Der klinische Alltag zeigt, dass einer medikamentösen Behandlung im Vergleich zu einem chirurgischen Eingriff nur eine untergeordnete Rolle zukommt. Nur wenn die Endometriose oberflächlich wächst, kann ein sogenanntes Shaving vorgenommen werden, die Endometriose also von der Blase „abgeschnitten“ werden. Noch immer gilt eine partielle Zystektomie, bei dem das infiltrierende Gewebe und der betroffene Teil der Harnblase entfernt werden, als erfolgversprechendste Behandlungsoption. Im Anschluss berichten die Patientinnen davon, dass sich die Schmerzen verringert haben. Je sorgfältiger die Endometriose entfernt wird, desto niedriger die Rezidivrate. Das bedeutet, dass das Risiko für eine wiederauflebende Endometriose in der Blase im Vergleich zu anderen Eingriffen geringer ist. Die partielle Zystektomie kann meist minimalinvasiv durch kleine Einschnittstellen durchgeführt werden. Nach dem Eingriff wird in der Regel ein Dauerkatheter für etwa 5-10 Tage gelegt. Bevor Mediziner ihn entfernen, wird eine Dichtheitsprobe gemacht, um sicherzustellen, dass die Blase ihre Funktion erfüllt. [3,5]

Gut zu wissen!

Vorliegende Untersuchungen zeigen, dass die Rezidivrate bei einer teilweisen Blasenentfernung nur bei etwa 0-16 % liegt. Eine bedeutsame Verbesserung der Symptome wird bei 85-100 % der Fälle beschrieben. [3]

Allerdings – keine OP ohne Risiken. Im Vorfeld einer OP sollte bei jeder Endometriose besprochen werden, was im Falle einer Blasenbeteiligung zu tun ist. Häufig ist das Ausmaß der Endometriose vorher nicht abzuschätzen und es müssen „Was ist, wenn …“ Szenarien besprochen werden. Also was soll gemacht werden, wenn die Blase betroffen ist?

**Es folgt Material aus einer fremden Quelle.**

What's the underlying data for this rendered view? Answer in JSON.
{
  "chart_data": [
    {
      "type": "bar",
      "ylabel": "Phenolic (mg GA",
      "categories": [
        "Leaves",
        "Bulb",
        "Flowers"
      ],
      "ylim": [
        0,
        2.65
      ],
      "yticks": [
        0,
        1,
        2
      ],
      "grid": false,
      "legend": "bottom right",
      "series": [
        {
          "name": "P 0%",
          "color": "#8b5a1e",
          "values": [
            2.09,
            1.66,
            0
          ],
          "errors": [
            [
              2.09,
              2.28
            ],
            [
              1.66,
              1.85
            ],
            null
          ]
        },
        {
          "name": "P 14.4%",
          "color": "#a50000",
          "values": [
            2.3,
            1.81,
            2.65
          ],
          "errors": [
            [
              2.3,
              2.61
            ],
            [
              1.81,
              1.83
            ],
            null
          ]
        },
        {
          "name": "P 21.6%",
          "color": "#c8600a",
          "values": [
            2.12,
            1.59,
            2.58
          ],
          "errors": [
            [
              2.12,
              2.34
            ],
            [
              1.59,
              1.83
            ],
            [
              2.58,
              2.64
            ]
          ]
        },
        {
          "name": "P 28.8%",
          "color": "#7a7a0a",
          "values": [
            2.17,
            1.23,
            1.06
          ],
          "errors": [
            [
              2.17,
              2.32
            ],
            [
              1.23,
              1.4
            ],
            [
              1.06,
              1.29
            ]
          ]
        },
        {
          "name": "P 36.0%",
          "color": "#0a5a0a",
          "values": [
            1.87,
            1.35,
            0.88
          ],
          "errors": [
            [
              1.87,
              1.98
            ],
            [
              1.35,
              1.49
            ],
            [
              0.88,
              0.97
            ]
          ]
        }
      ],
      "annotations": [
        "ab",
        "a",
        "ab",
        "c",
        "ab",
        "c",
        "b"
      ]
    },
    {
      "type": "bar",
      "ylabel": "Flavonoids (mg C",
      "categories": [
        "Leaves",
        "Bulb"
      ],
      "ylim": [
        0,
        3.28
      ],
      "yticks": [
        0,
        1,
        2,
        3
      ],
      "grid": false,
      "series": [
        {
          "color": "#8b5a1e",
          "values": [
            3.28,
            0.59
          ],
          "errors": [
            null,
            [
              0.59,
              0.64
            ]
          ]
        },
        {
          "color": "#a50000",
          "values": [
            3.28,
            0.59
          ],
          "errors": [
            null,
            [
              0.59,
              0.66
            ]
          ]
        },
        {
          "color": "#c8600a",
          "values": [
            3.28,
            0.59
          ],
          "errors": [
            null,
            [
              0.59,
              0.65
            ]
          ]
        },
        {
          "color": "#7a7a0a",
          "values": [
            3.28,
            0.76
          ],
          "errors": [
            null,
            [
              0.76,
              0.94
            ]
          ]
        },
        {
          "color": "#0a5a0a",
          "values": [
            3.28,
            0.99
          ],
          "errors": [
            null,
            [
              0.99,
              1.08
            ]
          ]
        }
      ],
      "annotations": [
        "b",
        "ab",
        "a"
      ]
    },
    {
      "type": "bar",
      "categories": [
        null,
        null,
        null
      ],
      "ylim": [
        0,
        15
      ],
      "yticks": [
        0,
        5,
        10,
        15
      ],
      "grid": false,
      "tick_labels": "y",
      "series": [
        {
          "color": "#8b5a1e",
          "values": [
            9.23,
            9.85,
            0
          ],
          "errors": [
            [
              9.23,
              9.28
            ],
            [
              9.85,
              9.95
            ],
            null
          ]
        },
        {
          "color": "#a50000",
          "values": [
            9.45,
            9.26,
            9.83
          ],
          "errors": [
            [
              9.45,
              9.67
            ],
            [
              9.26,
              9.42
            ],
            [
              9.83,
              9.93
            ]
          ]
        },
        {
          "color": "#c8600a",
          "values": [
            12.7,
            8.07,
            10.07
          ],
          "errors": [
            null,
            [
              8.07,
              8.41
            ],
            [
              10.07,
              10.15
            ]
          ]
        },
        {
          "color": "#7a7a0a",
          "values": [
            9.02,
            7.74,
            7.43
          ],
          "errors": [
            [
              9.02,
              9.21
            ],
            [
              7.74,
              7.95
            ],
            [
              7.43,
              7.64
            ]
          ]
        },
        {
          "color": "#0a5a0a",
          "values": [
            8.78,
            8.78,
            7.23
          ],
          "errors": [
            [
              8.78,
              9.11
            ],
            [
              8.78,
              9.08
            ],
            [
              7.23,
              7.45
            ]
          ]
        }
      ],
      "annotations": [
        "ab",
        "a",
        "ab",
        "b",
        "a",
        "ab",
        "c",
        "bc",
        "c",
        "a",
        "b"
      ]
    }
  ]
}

Denn muss für die vollständige Entfernung der Endometriose ein Teil der Harnblase mitentfernt werden, gibt es Besonderheiten: Es kann beispielsweise notwendig sein, einen Blasenkatheter für einige Zeit einzulegen (ca.10 Tage, ggf. länger, je nach Größe des Eingriffes), sodass die Blase leer bleibt und gut zuheilen kann. Dies und andere Besonderheiten sollten im Aufklärungsgespräch angesprochen werden. So kannst Du Dir überlegen, ob Du bestimmte Teile einer OP, wie Operation an Darm oder Blase, direkt durchführen lassen möchtest, um die Endometriose vollständig loszuwerden oder ob Du in solchen Fällen lieber noch einmal darüber sprechen möchtest, um dann ggf. ein zweites Mal operiert zu werden, aber besser zu wissen, was auf Dich zukommt.

Kurz und knapp

Bei einer vorliegenden Endometriose besiedelt das Gewebe der Gebärmutterschleimhaut Organe und kann tief in die Strukturen eindringen. Das bezeichnen Mediziner als tief infiltrierende Endometriose. Bei Frauen, die eine solche Diagnose bekommen, ist häufig die Blase beteiligt. Das kann unspezifische Symptome wie Schmerzen im Unterbauch, Harndrang und eine schmerzhafte Blasenentleerung nach sich ziehen. Ein ähnliches Beschwerdebild kann bei einer Harnwegsentzündung oder einer interstitiellen Zystitis auftreten. Die interstitielle Zystitis ist eine chronisch verlaufende Blasenentzündung, die bei vielen Patientinnen mit Endometriose nachgewiesen werden kann. Wenn sich die Blase bei der Erkrankung ebenfalls betroffen zeigt, ist es wichtig, eine sorgsame Diagnose mittels Ultraschall sowie Blasenspiegelung und eine geeignete Therapie auszuwählen. Medikamentöse Verabreichungen sind hier in der Regel nicht das Mittel der Wahl. Stattdessen wird ein Teil der Harnblase und das Einsiedlergewebe entfernt. Die endgültige Therapiewahl ist aber immer individuell und von Symptomen und Befund abhängig.